ES POSIBLE QUE EL DR. HELLING ESTÉ EXPERIMENTANDO SÍNTOMAS DE IRA. ALÉJESE DE ÉL, NUNCA SE SABE LO QUE UN IRACUNDO PUEDE SER CAPAZ DE HACER.
Primero, la advertencia de mi sistema y luego el tremendo portazo que nos dio en la cara, raspándome toda la nariz y me habría dañado la cara si no hubiera sido por el tirón que me dio David a último momento.
—Eso pasó cerca —me dijo. Se quedó observando mi nariz, como un gran conocedor del tema, con mucha preocupación—. Es apenas un raspón -su semblante volvió a adquirir su característica sonrisa entre dientes—, nada que no se sane con un buen beso.
Acercó sus labios a los míos, dispuesto a atacar. Sin embargo, no sentí que aquel hubiera sido el mejor beso de mi vida. Hasta sentí algo de disgusto al hacerlo. «Otro misterio que, luego de lo ocurrido hoy, no se solucionará jamás» concluí.
—Ahora, vamos a la tienda de ropas. No tenemos mucho tiempo y, conociendo a mamá, no creo que ella esté encantada de vernos si llegamos tarde.
—Tan sólo me compraré un par de cosas, tampoco exageres.
Tomamos otro taxi (al parecer, este muchacho es experto en derrochar su dinero en nimiedades) y nos dirigimos a un shopping que se encontraba a diez cuadras de allí. Le había insistido en caminar (mi sistema me recomendaba hacerlo una hora al día) mas él se negó, alegando que no podía dejar que mis hermosos pies se llenaran de juanetes de tanto caminar. Patético, sin dudas.

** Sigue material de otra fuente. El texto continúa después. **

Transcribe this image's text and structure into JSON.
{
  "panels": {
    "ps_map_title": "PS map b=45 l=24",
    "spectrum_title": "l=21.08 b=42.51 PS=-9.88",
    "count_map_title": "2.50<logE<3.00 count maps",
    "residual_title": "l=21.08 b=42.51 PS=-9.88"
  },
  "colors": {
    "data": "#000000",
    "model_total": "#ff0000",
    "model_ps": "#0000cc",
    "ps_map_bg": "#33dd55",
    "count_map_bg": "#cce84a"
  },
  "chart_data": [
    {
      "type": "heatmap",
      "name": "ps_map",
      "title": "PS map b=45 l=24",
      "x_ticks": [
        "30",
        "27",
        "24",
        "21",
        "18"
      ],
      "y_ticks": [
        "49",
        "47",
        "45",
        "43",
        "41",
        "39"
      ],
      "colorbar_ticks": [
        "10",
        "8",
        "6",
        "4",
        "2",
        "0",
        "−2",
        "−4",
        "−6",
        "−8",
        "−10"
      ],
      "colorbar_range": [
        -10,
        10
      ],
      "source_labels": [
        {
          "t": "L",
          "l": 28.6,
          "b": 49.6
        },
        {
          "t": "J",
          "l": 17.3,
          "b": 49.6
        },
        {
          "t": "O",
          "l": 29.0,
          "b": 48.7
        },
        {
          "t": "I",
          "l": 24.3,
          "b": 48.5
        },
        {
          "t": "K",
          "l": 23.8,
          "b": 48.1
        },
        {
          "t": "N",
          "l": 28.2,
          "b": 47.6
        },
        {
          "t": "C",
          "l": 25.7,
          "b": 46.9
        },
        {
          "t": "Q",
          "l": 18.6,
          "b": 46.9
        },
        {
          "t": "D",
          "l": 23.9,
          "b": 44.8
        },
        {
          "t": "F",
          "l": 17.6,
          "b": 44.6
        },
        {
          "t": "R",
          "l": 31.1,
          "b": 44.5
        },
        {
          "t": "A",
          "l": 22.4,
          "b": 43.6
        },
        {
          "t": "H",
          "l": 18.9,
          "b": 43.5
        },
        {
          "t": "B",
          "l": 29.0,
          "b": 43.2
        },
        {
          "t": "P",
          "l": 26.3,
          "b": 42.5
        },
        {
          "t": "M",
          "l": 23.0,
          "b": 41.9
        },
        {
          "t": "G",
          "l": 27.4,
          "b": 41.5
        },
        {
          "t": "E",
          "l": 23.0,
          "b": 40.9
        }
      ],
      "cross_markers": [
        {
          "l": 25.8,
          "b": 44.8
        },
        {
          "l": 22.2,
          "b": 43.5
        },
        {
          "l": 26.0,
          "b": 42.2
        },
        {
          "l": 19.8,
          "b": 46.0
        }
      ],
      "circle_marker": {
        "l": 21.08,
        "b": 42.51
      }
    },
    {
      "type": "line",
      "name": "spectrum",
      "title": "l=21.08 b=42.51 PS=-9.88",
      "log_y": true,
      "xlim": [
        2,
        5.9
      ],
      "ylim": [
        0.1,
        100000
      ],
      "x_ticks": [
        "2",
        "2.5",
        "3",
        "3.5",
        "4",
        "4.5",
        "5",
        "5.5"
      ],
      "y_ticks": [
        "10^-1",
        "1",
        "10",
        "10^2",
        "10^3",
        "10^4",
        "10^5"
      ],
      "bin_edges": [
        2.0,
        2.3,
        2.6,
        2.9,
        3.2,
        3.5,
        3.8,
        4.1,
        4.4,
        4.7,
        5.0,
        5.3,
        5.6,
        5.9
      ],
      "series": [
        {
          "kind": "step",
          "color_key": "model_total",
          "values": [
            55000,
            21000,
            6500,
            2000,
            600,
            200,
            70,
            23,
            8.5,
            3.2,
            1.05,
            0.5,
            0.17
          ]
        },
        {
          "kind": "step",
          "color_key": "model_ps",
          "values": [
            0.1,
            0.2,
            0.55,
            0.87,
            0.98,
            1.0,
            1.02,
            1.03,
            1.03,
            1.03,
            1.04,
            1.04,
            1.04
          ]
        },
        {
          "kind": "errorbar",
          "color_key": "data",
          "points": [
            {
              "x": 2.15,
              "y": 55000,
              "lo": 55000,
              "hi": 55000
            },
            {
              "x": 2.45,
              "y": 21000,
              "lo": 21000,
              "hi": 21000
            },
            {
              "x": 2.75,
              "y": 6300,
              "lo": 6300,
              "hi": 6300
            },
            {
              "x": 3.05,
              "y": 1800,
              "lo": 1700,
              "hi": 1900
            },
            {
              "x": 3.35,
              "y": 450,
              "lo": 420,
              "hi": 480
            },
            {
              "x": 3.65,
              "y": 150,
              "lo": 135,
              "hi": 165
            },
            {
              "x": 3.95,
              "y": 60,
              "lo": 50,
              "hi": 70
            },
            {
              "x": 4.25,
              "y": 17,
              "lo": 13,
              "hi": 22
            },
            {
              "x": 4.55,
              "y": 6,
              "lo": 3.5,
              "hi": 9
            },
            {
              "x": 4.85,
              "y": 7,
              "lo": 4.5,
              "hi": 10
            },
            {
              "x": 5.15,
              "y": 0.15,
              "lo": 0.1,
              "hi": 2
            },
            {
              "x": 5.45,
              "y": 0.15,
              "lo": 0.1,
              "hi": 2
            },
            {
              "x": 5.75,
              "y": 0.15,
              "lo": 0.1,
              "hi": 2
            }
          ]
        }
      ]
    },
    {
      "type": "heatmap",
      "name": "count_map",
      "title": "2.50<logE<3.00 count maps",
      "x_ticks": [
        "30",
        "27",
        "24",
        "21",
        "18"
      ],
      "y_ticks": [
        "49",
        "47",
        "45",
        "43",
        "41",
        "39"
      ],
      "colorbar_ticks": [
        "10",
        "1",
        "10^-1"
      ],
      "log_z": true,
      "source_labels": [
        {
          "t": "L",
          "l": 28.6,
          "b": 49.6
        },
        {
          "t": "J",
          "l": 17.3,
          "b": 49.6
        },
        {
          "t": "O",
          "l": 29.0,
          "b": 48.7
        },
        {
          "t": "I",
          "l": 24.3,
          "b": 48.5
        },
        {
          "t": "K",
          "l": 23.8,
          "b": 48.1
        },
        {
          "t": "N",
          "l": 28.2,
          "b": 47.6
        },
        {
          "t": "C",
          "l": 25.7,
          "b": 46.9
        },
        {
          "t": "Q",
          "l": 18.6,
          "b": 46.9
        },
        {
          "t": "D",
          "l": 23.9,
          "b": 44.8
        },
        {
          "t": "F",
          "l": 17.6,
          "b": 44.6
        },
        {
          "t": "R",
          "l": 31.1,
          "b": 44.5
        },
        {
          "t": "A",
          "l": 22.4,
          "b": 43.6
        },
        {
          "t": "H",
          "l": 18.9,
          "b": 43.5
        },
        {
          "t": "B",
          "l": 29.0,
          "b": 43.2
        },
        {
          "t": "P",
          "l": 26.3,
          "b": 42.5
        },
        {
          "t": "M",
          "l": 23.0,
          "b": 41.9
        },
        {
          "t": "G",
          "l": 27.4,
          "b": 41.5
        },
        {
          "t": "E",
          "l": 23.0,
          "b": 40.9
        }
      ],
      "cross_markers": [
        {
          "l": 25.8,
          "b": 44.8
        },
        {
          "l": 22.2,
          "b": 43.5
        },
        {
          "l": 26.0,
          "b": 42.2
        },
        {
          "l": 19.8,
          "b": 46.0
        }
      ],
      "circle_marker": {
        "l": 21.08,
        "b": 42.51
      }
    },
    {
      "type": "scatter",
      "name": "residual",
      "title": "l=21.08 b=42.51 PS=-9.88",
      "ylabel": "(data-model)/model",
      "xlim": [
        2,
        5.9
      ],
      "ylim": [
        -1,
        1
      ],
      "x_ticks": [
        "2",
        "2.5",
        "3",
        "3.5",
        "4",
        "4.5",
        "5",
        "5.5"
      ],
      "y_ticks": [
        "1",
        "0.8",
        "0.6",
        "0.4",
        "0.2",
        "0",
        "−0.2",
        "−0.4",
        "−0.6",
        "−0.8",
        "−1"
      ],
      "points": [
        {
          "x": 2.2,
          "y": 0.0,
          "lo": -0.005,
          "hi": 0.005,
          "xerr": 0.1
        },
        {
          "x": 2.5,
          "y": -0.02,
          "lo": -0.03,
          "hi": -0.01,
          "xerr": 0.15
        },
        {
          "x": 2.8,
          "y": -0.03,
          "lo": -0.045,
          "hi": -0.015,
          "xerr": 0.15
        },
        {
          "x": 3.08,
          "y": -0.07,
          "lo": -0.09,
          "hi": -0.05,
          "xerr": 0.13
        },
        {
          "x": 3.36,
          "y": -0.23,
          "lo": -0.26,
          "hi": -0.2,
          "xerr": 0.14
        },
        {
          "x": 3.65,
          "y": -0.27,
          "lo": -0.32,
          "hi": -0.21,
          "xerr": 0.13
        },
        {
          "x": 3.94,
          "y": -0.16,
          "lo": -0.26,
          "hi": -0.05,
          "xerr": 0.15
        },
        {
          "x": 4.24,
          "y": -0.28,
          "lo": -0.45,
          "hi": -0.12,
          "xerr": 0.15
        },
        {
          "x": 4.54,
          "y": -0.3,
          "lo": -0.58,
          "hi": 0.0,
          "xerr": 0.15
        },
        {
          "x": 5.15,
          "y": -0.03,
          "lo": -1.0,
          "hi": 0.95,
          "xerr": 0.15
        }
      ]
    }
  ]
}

Tras dos minutos (y cuatro dólares), bajamos del taxi y nos encontramos con el imponente edificio. Las ocho inmensas plantas y el letrero digital de enfrente me dieron una idea de lo que podría encontrarme allí: nada menor a veinte dólares, de seguro.
BEVERLY CENTRER
CIUDAD DE LOS ÁNGELES, CALIFORNIA
Entramos de la mano y comenzamos a explorar el lugar. El sonido de gente parloteando, una niña chillando porque su globo con helio había acabado en el octavo piso y un guardia a bordo de un carrito que casi me atropella me dieron muy pocas ganas de permanecer mucho tiempo allí.
Entramos en la primera tienda, de ropa unisex, en donde nos recibió una mujer con gafas y una larga cinta métrica cayendo por sus hombros. David me sugirió probarme una serie de prendas de moda, además de unos cuantos tops y ropa para andar por su casa. Me metí en el probador y comencé con la primer prenda: un vestido de encaje blanco con detalles en gris, junto a unos zapatos del mismo color.